Paul
Goble
Staunton, May 7 – People in many
countries often vote against someone rather than for him or her by casting
their ballots for those they dislike less. That phenomenon has now come to
Russia, Abbas Gallyamov argues, where popular attitudes toward opposition
figures are helping Vladimir Putin to consolidate his support.
On the one hand, this means that
much of Putin’s reported support may be negative: people support him because
they don’t like the opposition. But on the other, it is a resource for the
Kremlin leader that is often ignored despite the fact that it helps him win his
electoral majorities, the political analyst and former Putin speech writer
says.
Gallyamov says that popular reaction
to Aleksey Navalny is one indication of this.

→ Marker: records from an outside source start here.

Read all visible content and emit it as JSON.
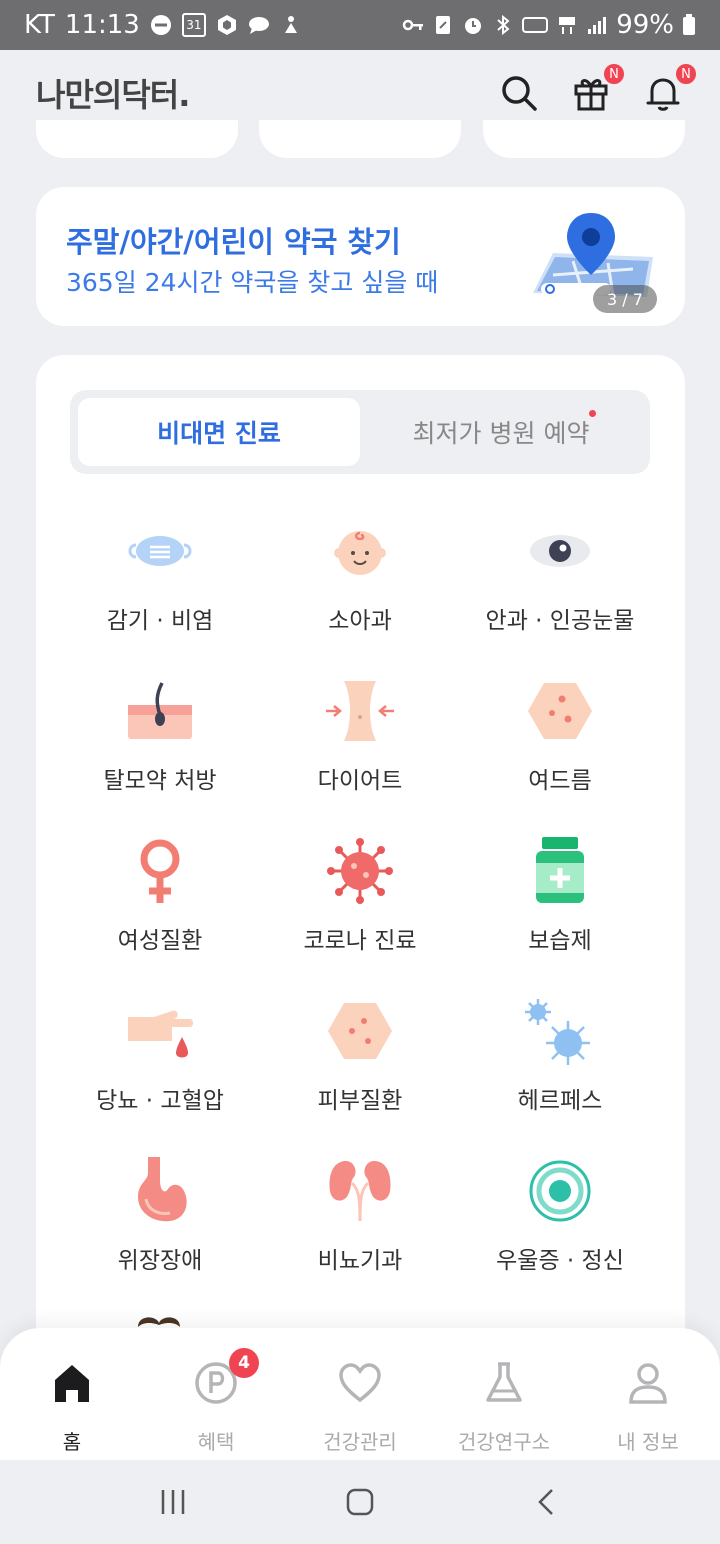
{
  "status_bar": {
    "carrier": "KT",
    "time": "11:13",
    "calendar_day": "31",
    "battery": "99%"
  },
  "header": {
    "logo": "나만의닥터.",
    "gift_badge": "N",
    "bell_badge": "N"
  },
  "banner": {
    "title": "주말/야간/어린이 약국 찾기",
    "subtitle": "365일 24시간 약국을 찾고 싶을 때",
    "pager": "3 / 7"
  },
  "segment": {
    "active": "비대면 진료",
    "inactive": "최저가 병원 예약"
  },
  "categories": [
    {
      "label": "감기 · 비염",
      "icon": "mask-icon"
    },
    {
      "label": "소아과",
      "icon": "baby-icon"
    },
    {
      "label": "안과 · 인공눈물",
      "icon": "eye-icon"
    },
    {
      "label": "탈모약 처방",
      "icon": "hair-follicle-icon"
    },
    {
      "label": "다이어트",
      "icon": "waist-icon"
    },
    {
      "label": "여드름",
      "icon": "acne-icon"
    },
    {
      "label": "여성질환",
      "icon": "female-symbol-icon"
    },
    {
      "label": "코로나 진료",
      "icon": "virus-icon"
    },
    {
      "label": "보습제",
      "icon": "medicine-bottle-icon"
    },
    {
      "label": "당뇨 · 고혈압",
      "icon": "blood-drop-finger-icon"
    },
    {
      "label": "피부질환",
      "icon": "skin-icon"
    },
    {
      "label": "헤르페스",
      "icon": "herpes-virus-icon"
    },
    {
      "label": "위장장애",
      "icon": "stomach-icon"
    },
    {
      "label": "비뇨기과",
      "icon": "kidney-icon"
    },
    {
      "label": "우울증 · 정신",
      "icon": "mind-target-icon"
    }
  ],
  "bottom_nav": {
    "home": "홈",
    "benefits": "혜택",
    "benefits_badge": "4",
    "health": "건강관리",
    "lab": "건강연구소",
    "profile": "내 정보"
  },
  "colors": {
    "brand_blue": "#2f6ee0",
    "badge_red": "#f04452",
    "background": "#eeeff3"
  }
}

The opposition leader has been making the same charges for so long and
the lives of Russians have not gotten better that many voters see him as part
of the political order and not an agent for change. Thus, they decide to stick
with Putin (echo.msk.ru/blog/gallyamov_a/2421747-echo/).
“In general,” the
analyst says, “one cannot be a key political player and remain at the same time
an outsider. After one or two campaigns into the role of the latter, you either
pass from the scene or begin to be transformed into a ‘systemic’ politician.” And that changes how people assess you and
gives advantages to the incumbent.
The radicalism of the declarations
of many opposition figures, Gallyamov continues, adds to this. Many Russians
who would like to see real change instead see in the current constellation of
opposition figures people who raise the specter of revolt and disintegration, things
they don’t want. And so they continue to vote for Putin, even if with less enthusiasm.

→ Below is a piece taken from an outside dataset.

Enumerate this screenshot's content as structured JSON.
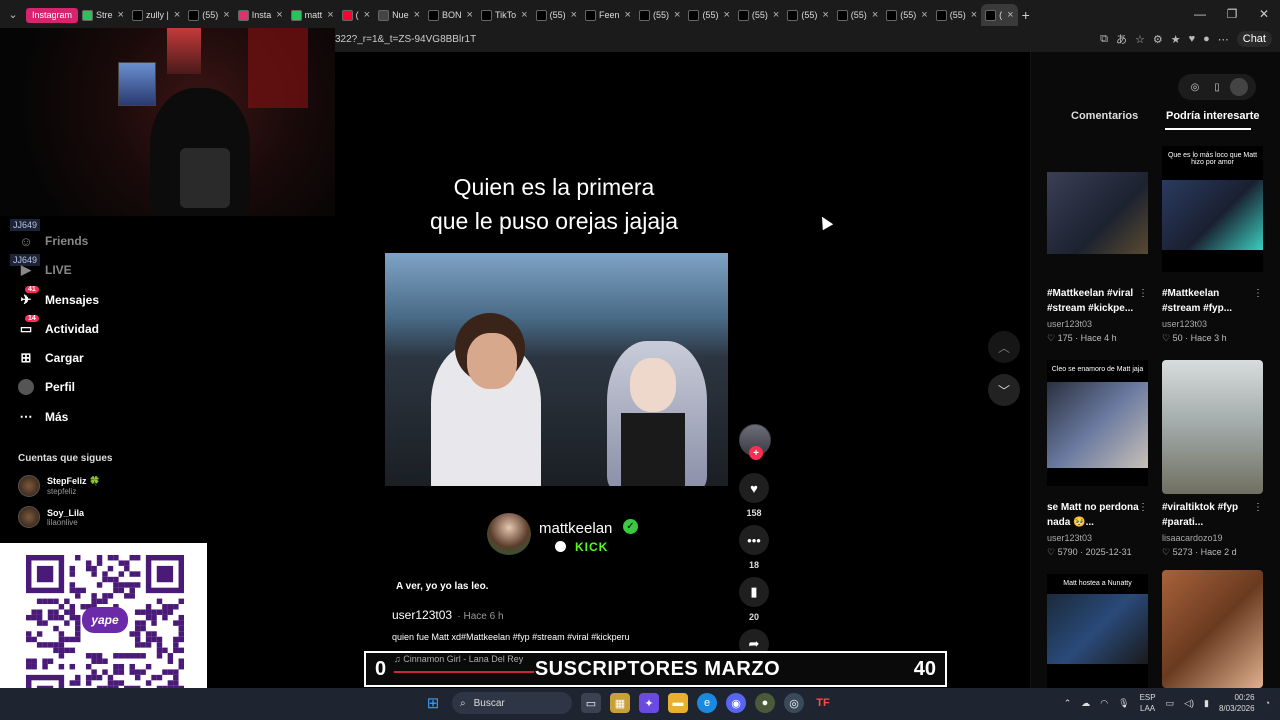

“Until the opposition recognizes
this,” he says, “it with one hand will be taking votes from Putin and with the
other giving him votes.”
A major reason for this failure on the
part of the Russian opposition, Gallyamov argues, is that its members have no
confidence that they can ever win an election. And so they behave in radical
ways that make this a self-fulfilling prophecy. If they actually sought to win
by appealing to voters on issues of concern to them, the opposition would have
a better chance than it thinks.
Such “’breakthrough’” elections in
which the opposition defeats the incumbent even in authoritarian regimes are
not as rare as all that. They’ve even happened in Russia, in 1989 and close in
2011 when the regime despite all its powers could not orchestrate a victory for
United Russia.
“The possibilities for authoritarian
powers to secure the necessary result in fact are strongly exaggerated,” Gullyamov
says. One can beat them. But to do so, one must talk less about revolutions
which people don’t want and will vote against than about specific changes that
will win over those who otherwise will continue to vote for Putin.